Ya know, I don't often confess to this sort of thing - being the sort of fellow who watches TV with a jaundiced eye, and fully expecting the worst and often getting the worst. But last night's 44 minutes of "Lost" were among the most satisfying forty-four minutes in front of the tube in my life.
It wasn't merely a brilliant episode, which pushed the Mythology forward more rapidly and richly than any episode in my memory, but it was an emotional release. This, I say, by way of explaining that I actually cried when Penny and Desmond finally - finally, oh God, FINALLY - connected. Yes, what a silly ass I am - shedding a couple of hot tears over a reunion we've been waiting a year for, when the world is going to hell, and the economy along with it, and Newsday whacking 120 jobs...Yet here I am, blubbering over Penny and Desmond.
"I love you," said Desmond.
"I love you too," said Penny.
"Me, too, me TOO," said a silly ass who pretends to be a TV critic.
Oh what a fool am I, but who cares? This is why we watch TV - to escape the follies of our daily existence, and no TV show I can think of has more successfully achieved that standard - OK, maybe "The Sopranos," maybe "The Wire," maybe... - than this one.
There wasn't one, single, solitary false note, or at least nothing that let us momentarily try to reconcile Desmond's past history on "Lost" with his time-travel toggling last night. It was an episode in and of itself, pulling in just enough back story to enrich that spectacular climax. (And that wonderful off-key endnote, when Faraday stares at the piece of paper and learns that HIS "constant" will be Desmond.)
As always, "Lost" was a joyous hall of mirrors that forces the viewer to navigate - mentally - off-screen to understand, or attempt to understand, the maze (rat's maze! another wonderful touch) of references and links.
Minkowski? Our dearly departed communications man? Named for the German mathematician who - to quote "Lostpedia," which as usual is the indispensable source for such matters - created the "hyper-dimensional manifold in which Einstein's equations for special relativity are perfectly solvable."

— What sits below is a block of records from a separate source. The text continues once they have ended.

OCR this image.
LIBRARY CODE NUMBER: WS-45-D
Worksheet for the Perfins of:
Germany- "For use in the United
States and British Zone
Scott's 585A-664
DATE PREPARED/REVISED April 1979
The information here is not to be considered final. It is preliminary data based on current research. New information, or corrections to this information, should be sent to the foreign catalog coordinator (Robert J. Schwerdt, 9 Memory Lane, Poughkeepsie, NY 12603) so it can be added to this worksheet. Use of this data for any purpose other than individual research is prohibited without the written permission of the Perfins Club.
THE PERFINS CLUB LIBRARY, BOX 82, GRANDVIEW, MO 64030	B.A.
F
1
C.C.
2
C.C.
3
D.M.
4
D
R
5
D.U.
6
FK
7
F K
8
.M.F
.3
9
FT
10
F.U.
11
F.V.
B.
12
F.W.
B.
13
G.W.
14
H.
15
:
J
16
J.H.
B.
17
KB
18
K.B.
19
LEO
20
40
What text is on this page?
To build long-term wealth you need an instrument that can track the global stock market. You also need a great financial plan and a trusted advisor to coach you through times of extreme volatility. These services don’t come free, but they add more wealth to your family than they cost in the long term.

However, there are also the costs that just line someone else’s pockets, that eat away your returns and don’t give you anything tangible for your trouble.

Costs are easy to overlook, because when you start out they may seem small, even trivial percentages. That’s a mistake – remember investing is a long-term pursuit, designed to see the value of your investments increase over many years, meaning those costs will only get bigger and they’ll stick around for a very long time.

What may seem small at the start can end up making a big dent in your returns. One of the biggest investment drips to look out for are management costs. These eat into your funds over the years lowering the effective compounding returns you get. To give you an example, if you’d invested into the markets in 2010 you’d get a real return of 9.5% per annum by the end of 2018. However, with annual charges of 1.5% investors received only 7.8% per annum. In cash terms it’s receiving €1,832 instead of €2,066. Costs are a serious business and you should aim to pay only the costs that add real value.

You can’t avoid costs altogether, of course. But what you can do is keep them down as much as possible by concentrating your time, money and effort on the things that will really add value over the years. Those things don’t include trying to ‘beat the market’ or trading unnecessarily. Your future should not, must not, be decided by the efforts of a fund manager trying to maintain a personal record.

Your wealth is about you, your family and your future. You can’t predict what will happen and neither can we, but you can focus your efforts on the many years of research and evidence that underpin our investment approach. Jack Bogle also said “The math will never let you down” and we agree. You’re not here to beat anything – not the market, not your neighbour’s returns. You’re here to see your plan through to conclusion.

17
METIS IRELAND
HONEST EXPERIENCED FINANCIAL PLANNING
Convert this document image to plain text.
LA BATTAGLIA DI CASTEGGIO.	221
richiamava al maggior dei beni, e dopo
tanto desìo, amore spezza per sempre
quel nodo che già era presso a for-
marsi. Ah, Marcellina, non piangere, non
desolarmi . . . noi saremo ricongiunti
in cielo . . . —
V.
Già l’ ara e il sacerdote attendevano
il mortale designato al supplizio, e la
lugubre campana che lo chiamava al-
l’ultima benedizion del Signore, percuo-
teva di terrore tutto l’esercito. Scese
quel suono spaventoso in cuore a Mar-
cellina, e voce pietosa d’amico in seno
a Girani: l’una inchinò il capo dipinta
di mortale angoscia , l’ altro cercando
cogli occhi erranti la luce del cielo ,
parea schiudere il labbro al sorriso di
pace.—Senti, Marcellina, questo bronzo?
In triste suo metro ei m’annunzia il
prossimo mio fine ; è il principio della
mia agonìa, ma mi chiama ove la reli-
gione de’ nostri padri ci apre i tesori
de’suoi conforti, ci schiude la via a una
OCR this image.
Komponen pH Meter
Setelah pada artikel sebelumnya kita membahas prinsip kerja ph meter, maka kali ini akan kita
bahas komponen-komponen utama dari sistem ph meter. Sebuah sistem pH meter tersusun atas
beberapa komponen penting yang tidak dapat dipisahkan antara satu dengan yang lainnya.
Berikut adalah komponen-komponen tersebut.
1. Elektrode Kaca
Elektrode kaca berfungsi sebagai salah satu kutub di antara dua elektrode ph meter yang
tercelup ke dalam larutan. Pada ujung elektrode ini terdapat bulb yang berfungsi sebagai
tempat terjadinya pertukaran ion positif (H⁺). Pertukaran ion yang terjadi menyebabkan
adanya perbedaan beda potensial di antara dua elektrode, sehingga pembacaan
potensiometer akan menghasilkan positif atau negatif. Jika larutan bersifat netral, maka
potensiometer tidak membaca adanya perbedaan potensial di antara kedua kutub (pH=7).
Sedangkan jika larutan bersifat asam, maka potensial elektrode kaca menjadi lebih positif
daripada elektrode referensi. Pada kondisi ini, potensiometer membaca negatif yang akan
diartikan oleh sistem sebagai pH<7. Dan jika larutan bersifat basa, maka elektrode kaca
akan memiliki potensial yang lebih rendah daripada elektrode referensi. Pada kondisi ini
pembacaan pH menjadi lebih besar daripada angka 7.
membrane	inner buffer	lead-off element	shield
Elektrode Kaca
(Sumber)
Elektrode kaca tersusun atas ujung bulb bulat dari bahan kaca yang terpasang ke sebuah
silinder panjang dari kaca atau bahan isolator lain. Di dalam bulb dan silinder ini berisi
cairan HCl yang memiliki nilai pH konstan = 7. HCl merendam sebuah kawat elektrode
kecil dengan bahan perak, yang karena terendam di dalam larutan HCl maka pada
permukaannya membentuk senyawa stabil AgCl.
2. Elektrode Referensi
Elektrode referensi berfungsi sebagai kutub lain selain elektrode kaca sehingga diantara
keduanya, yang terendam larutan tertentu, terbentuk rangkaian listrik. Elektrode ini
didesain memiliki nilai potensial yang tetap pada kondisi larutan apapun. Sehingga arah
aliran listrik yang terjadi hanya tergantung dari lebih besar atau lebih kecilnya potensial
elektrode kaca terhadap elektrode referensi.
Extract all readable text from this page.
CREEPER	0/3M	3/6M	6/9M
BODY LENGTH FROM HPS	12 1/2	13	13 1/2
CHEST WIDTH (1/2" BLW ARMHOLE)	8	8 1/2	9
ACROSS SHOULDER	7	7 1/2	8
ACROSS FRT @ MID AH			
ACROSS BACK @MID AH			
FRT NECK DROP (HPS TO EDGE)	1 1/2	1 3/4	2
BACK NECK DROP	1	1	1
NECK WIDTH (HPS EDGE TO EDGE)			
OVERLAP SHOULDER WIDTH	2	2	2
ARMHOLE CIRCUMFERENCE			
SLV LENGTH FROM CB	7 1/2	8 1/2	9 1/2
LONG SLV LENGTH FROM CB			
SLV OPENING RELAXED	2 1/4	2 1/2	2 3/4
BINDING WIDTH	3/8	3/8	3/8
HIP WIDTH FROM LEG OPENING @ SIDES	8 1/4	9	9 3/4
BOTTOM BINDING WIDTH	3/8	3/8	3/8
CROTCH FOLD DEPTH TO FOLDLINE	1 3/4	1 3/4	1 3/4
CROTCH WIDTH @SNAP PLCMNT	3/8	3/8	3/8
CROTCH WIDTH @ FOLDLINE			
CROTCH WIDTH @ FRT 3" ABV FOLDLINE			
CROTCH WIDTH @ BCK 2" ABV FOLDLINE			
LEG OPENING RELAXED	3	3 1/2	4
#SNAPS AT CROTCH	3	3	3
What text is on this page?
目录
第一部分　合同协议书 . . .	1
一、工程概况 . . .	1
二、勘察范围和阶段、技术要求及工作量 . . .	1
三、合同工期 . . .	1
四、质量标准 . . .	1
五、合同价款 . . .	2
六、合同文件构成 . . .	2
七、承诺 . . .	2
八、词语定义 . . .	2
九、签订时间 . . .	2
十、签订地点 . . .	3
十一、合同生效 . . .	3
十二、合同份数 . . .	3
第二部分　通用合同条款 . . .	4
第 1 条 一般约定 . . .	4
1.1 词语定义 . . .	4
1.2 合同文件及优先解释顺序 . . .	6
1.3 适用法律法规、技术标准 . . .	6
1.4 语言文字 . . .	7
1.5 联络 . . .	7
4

Hyper...huh, whaaa??? That strange outgrowth of quantum mechanics which establishes, sort of, that we exist simultaneously, in different realms of "realities," hence hyper-reality.
Now you're crying too. I'm sorry. But I hope you see my point: That there's nothing like "Lost" on TV, never has been, never will be, and four seasons in, that I still care so deeply means a.) That I need to get a life; or b.) These guys are doing something right.